I had a great opportunity to interact with Comrade Mwaura Mburu in many of the NCEC council meetings in Nairobi and Limuru, where we developed our comradeship that helped me to understand Mwaura’s struggle with the peasants in Limuru and Kenya at large. I was invited to PPK meetings often which Mwaura had organized with very little resources and challenges that came with political parties. The late Comrade Mwaura was also a delegate at the Bomas Constitutional Reform Conference representing PPK, and participated in the devolution committee that advanced the values of participatory democracy. Our late Comrade Mwaura will remain a hero of grassroots movements, as he shaped the politics of ordinary people in many political meetings that he attended around the country.
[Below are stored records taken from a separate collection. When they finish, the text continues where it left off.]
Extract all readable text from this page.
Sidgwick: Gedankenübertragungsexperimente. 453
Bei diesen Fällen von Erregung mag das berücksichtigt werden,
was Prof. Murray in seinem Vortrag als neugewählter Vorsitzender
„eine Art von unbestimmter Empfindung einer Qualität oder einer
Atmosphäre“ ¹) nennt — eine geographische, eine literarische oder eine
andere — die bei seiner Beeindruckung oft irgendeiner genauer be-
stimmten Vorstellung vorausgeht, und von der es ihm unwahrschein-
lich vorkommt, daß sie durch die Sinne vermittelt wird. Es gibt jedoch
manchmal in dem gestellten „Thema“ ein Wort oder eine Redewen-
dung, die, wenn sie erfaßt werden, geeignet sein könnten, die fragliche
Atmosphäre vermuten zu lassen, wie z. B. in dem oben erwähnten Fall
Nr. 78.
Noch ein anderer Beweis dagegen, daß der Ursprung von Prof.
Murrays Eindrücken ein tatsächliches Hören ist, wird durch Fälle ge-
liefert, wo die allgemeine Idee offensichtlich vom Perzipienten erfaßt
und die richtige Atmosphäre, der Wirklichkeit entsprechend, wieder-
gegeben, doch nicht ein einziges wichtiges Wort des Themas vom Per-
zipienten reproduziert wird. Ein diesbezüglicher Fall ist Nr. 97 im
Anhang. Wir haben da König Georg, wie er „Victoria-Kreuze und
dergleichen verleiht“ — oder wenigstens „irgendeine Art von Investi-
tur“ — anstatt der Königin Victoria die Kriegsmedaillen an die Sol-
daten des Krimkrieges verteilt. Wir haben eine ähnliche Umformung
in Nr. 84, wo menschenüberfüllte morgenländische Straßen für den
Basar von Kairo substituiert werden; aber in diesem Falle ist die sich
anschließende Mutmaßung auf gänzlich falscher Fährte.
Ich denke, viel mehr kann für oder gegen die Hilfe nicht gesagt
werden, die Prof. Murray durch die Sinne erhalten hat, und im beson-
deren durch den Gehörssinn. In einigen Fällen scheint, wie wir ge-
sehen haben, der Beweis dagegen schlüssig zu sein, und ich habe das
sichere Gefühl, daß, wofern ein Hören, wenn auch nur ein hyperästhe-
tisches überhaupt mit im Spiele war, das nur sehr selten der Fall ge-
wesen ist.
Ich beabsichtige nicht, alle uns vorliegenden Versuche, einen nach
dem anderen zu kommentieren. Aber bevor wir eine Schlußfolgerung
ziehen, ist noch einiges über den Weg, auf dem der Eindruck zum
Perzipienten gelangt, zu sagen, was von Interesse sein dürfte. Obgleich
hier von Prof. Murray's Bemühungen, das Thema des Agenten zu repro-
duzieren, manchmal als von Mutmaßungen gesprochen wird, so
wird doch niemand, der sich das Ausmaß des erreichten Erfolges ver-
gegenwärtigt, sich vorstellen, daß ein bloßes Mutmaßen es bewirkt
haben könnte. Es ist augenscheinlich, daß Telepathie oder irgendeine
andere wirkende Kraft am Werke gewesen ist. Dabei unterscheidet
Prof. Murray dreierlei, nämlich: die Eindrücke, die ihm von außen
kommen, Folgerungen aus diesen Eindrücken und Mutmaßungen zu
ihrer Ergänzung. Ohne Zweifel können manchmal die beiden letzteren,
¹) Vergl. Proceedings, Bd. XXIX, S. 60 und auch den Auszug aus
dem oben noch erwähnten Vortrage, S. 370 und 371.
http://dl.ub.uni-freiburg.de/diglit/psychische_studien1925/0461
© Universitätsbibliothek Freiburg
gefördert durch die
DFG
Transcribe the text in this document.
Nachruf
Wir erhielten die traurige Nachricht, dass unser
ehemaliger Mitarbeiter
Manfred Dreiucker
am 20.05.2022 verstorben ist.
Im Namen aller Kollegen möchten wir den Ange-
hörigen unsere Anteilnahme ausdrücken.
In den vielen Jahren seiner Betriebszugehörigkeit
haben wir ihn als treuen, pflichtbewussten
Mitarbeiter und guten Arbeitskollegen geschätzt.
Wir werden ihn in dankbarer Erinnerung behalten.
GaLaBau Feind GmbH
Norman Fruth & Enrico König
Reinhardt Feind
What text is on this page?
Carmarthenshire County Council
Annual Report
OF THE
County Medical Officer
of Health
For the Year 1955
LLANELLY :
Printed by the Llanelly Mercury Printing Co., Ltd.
He was a pillar of the Bunge La Mwanachi Movement, where we used the PPK party to organize Bunge la Mwananchi Movement in the grassroots and empower our people. I will remember him greatly in the contributions he made in the movement that today has continued to inspire more grassroots activism in Kenya. On  12/02/2011 in Limuru Thigio village when the remains of George Mwaura Mburu were returned to the soil of our ancestors, there were no tears from comrades who gathered in his grave that day; the only action was  to continue organizing towards realizing his dream of social justice in liberating Kenya. And we prayed to the revolutionary spirit of our ancestors Kimathi, Nyerere, Pio Gama Pinto and Jaramogi Odinga who manifested in the Great Rift Valley in our rivers, who raised the sweetness in Mumias sugar cane and comrade George Mwaura Mburu’s peasant struggles. We committed ourselves to continue organizing our people from where  he had left and as most comrades from Bunge La Mwananchi said. Comrade George Mwaura Mburu was killed by the cancer of the betrayal of our second liberation struggles.